He never thought the war would be like this. A battle not just against the enemy bearing down on you with firepower and manpower, but a battle against the elements. Here on this slope the rain turns dirt into thick mud that clamps around boots, sucking a soldier back and trying to root him in place. It’s gritty, hard to work against, and this soldier has fallen more than once to his knees because of it.
It was their duty now to comb through the bodies left scattered on this hill to find soldiers still fighting for life. The pride of the military was that they left behind no-one who was wounded. But they had suffered hard, and now practically all surviving carried a wounded soldier across their back.
He finds a man, the gasps for air easy to pick up when the only other noise is solemn silence, the swish of rain and the buzz of flies as they feast and lay their eggs among the dead. He cusses, swiping at the flies crawling over the soldier - they are diligent, undeterred despite the rain.
This man he recognises, Lieutenant Buddy Miles, a friendly commissioned soldier who had yet to be hardened by war. And now he lay among corpses, mud smearing his uniform with blood, but the constant drizzle of rain refuses to let either mud or blood cake.
“Hey,” the soldier kneels down beside Buddy, who smiles despite the pain that surely radiates through him.
“You came back,” Buddy coughs, blood dribbling from the corner of his mouth but his eyes seem to light up regardless. The soldier smiles back, trying not to let fear and truth creep into his eyes and voice.

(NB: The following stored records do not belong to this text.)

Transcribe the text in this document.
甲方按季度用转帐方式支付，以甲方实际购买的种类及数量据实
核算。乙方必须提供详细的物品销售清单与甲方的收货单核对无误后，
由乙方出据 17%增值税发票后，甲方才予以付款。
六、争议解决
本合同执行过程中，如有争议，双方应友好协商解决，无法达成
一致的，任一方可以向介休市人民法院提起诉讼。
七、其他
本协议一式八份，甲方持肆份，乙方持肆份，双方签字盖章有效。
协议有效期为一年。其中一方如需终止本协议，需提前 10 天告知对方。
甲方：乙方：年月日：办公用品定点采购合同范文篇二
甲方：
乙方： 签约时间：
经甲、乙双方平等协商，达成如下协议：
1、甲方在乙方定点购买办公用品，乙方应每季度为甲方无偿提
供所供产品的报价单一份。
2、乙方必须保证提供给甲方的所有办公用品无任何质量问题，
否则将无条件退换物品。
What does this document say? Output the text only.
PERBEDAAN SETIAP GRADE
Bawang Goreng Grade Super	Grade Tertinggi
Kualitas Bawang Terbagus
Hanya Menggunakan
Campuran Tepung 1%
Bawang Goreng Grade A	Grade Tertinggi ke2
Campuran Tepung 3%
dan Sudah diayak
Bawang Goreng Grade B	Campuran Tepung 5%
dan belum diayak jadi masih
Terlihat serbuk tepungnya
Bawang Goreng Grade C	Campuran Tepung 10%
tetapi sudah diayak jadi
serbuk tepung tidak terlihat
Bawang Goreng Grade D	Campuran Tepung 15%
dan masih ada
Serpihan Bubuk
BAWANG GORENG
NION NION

“We don’t leave behind our wounded,” the soldier says but his voice sounds hollow, as if he has chanted the words over and over until they have lost all meaning. “You’ve lost your legs.”
Buddy groans, his worst fears confirmed. The soldier suspects Buddy’s legs are the ones he sees further away, assuredly blown off by a mine. In the heat of firefight it’s impossible to tell the difference between cannons, mortars and mines - they all sound the same and they all hurt just as bad.
When Buddy returns home, he will be returning to a wife and two children. A wife who will be mortified more than pleased to see her injured husband. A wife who would then need to wait on him hand and foot, day and night. Help him dress, shower him, help him to the toilet. Wheel him to the car for him to clamber awkwardly into. His children would never kick the ball with their father again, never ride a bike together. Their father would be the man injured by war, who fought for their country and now watches the world move on while he cannot.
This was no way for a soldier to return home.
“We don’t leave behind our wounded,” the soldier says as he reaches down for Buddy’s dog tags. They lay upon his chest, silver smeared red, and the soldier yanks them off. Buddy’s eyes widen, full of fear as he reads the truth in the soldier’s eyes.
“You have honour,” the soldier bows his head, as if deep in thought, as if in prayer, and Buddy might think perhaps he heard a sob from the soldier.
The gunshot is loud, penetrating, breaking the hum of death that has settled on the slope, and Buddy is left staring up at the gray sky, eyes filling with raindrops. He will be celebrated back home as a war hero.